Question #3 – What Happens if My Policy Expires While I’m Still Alive?
This is a key issue for anybody who purchases a Life Insurance policy.
If the policy expires whilst you are still alive, you typically do not receive any money upon expiry and no payment is made upon your death (or illness or injury, if your policy is for TPD, trauma or income protection for example) after expiry of the cover. Your premiums are paid for coverage only during the policy term, not afterwards.
Typically, term life insurance cover (often known simply as ‘life cover’) will expire at age 99, however other life insurance product types such as Income Protection, TPD and Trauma typically expire at ages ranging from 65 to 75 (depending on your insurer). You should always check the expiry age for the cover types you have chosen before taking out any life insurance product.
Question #4 – Can I Get a Policy if I Have Mental Health Issues?
About 20% of Australians have a history of mental health issues. The important message here is that you’re not alone in this.
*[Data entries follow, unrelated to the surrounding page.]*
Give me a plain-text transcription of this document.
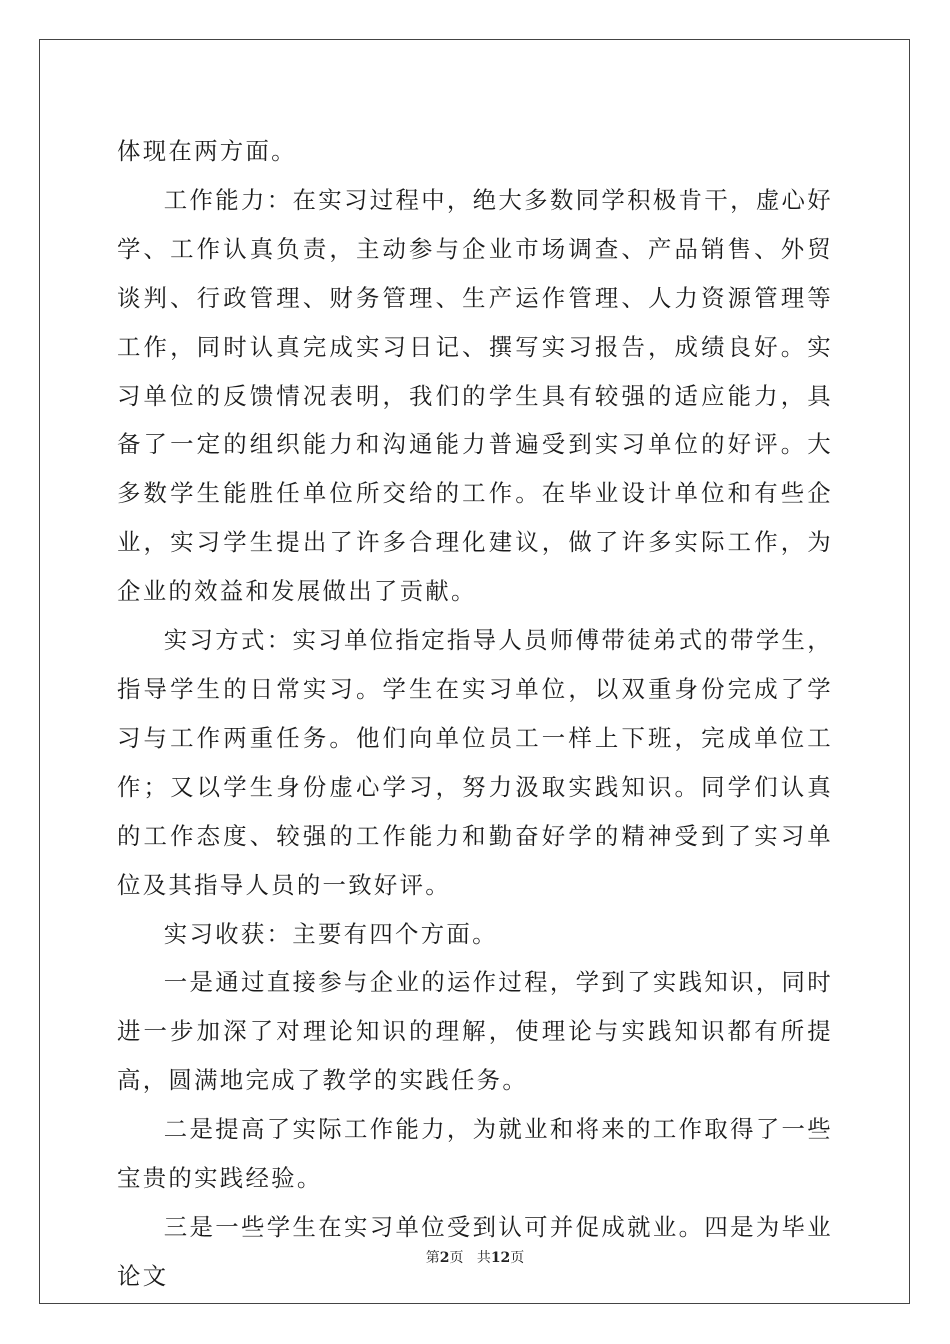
体现在两方面。

工作能力：在实习过程中，绝大多数同学积极肯干，虚心好学、工作认真负责，主动参与企业市场调查、产品销售、外贸谈判、行政管理、财务管理、生产运作管理、人力资源管理等工作，同时认真完成实习日记、撰写实习报告，成绩良好。实习单位的反馈情况表明，我们的学生具有较强的适应能力，具备了一定的组织能力和沟通能力普遍受到实习单位的好评。大多数学生能胜任单位所交给的工作。在毕业设计单位和有些企业，实习学生提出了许多合理化建议，做了许多实际工作，为企业的效益和发展做出了贡献。

实习方式：实习单位指定指导人员师傅带徒弟式的带学生，指导学生的日常实习。学生在实习单位，以双重身份完成了学习与工作两重任务。他们向单位员工一样上下班，完成单位工作；又以学生身份虚心学习，努力汲取实践知识。同学们认真的工作态度、较强的工作能力和勤奋好学的精神受到了实习单位及其指导人员的一致好评。

实习收获：主要有四个方面。

一是通过直接参与企业的运作过程，学到了实践知识，同时进一步加深了对理论知识的理解，使理论与实践知识都有所提高，圆满地完成了教学的实践任务。

二是提高了实际工作能力，为就业和将来的工作取得了一些宝贵的实践经验。

三是一些学生在实习单位受到认可并促成就业。四是为毕业论文

第2页 共12页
When it comes to your policy, your insurer will likely take your mental health into account. They’ll consider a number of aspects including the following:
- The seriousness of the issue
- The effectiveness of any treatment that you’ve undertaken
- How the issue affects your lifestyle and employment possibilities
Typically, insurers do not prevent you from getting Life Insurance if you have mental health issues. However, it’s important that you shop around and carefully consider your options. Every insurer has different underwriting procedures that could affect the outcome of your application and/or the premium you will be asked to pay.
Question #5 – Can I Apply as a Non-Smoker if I’m Not a Regular Smoker?
Even if you only smoke every so often, insurers will tend to consider you as a smoker. Furthermore, the definition of a smoker usually extends to those who use nicotine patches and those who vape with nicotine based e-cigarette products. It is important to answer any questions during the application process fully and truthfully (indeed, failing to do so might mean your insurer could refuse to make a payment under your policy).
Is It Time to Move Forward?
Your physical and mental wellbeing are of critical importance during this difficult time. And with the answers to these questions, you now understand how they may impact upon Life Insurance.
Perhaps it’s time to create some peace of mind for you and your family.
That leaves you with another question…
To insure or not to insure?
That is a question that only you can answer. You may choose to get some professional advice, or to carefully consider your own needs and circumstances and deal directly with a Life Insurer like NobleOak who can provide you with general advice and product information.
This is general information only and does not take into consideration your individual circumstances, objectives, financial situation, or needs.